My dad was a clever man. And a bit of a closet philatelist. That’s not a perversion. Well, not in the normal sense. But his ‘thing’ was that in reading the stampy magazines he learned that what made stamps ‘collectible’ were the differences. Not the fabulous photos on the ‘commemorative’ stamps which came out four or five times a year, but the tiny differences on the ‘definitives’, the boring, everyday stamps with just a Queen’s head and ‘2d’ written in the corner. These stamps were run seemingly unchanged for decades. Seemingly. Because they did change. Invisibly. They changed the ‘gum’ (ya licked stamps in those days), and they changed the phosphor bands. Which were almost invisible bands used by the automated sorting systems. And that was my dad’s ‘niche’.

He worked out that all the stamps from vending machines, little ‘books’ had different phosphor bands than those bought on sheets. So he would go to the post office and buy 100 stamp books. They cost about £1 each, had lots of different stamps in, most of them useless. Except the smallest value one. A ‘halfpenny’ stamp. Which only came with some odd variety of some tiny deviation in those books. And he’d sell them, through ads in the stamp mags, for a fiver. And he couldn’t buy them quick enough for all those grubby little men in Peterborough with their tweezers and magnifying glasses, desperate to add such a thing to their collection. (Peteboro’ may have had grubby little women too, but they didn’t do such things in the 60s).

The Post Office Tower had a vending machine.
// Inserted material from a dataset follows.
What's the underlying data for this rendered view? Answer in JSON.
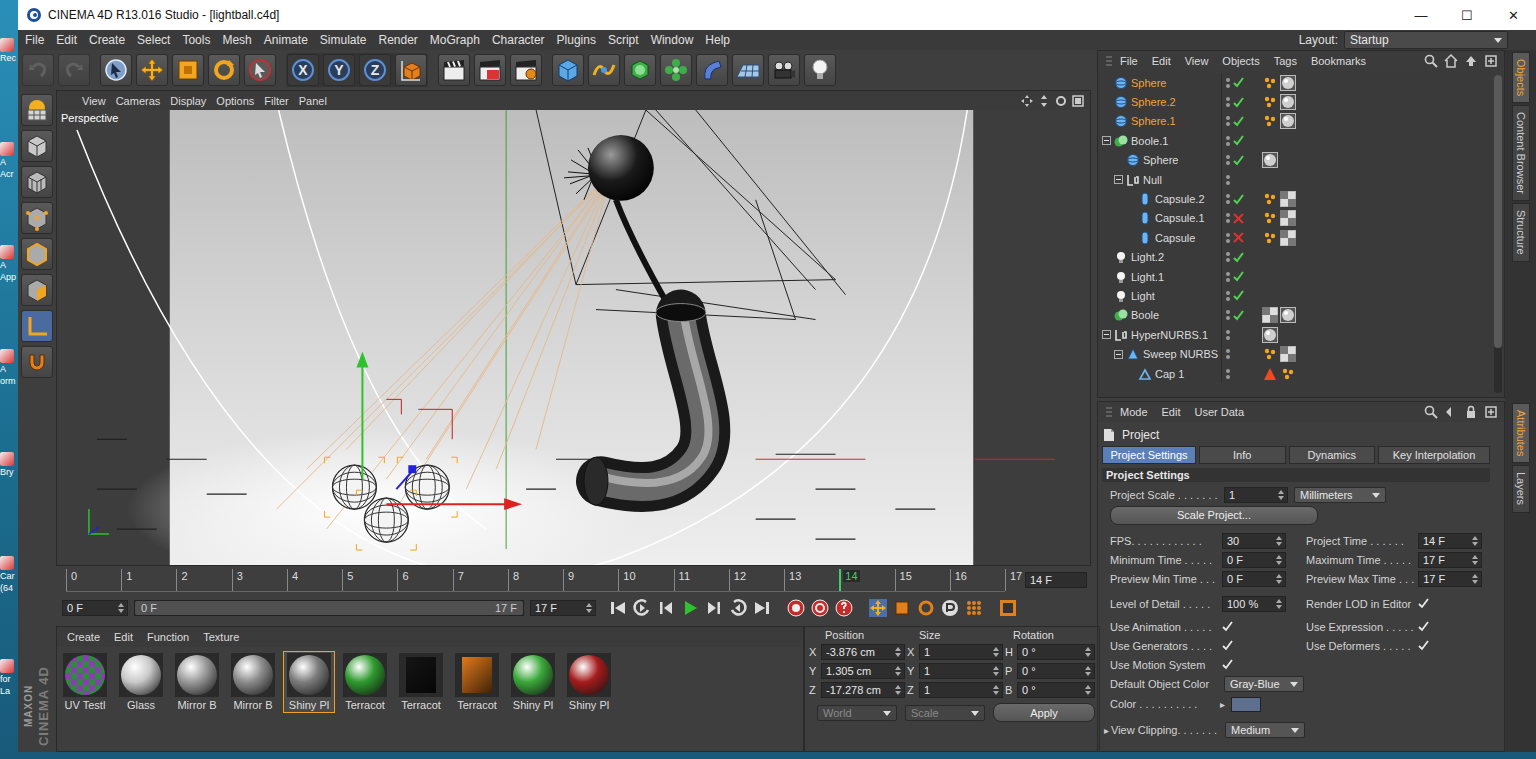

You bought two lovely, pretty, ‘commemoratives’ in a Post Office Tower envelope for a pound in the machine in the foyer. And the ones bought there were overprinted with extra words which weren’t on all the ones in the nation’s post offices. Oh my. Extra words!!!! Which made them unique. Which caused virtual erections in Peterborough and beyond.

So every Thursday (my dad’s day off) when I wasn’t at school, we’d drive to the Tower, (you could park anywhere in 1962) with a sack of money. Because the machine didn’t take notes and the pound coin didn’t get invented until 1981. And we would, quite literally, empty the vending machine of its entire content. It was the best fun ever, endlessly pumping two shilling pieces into a machine and enhanced further my love of the building.

And having sat empty for decades, it’s going to become a hotel. There’s talk that the once famous ‘revolving restaurant’ up high will return. I hope that the hotel and restaurant don’t take credit cards. Nor paper money. Just coins. That would be perfect.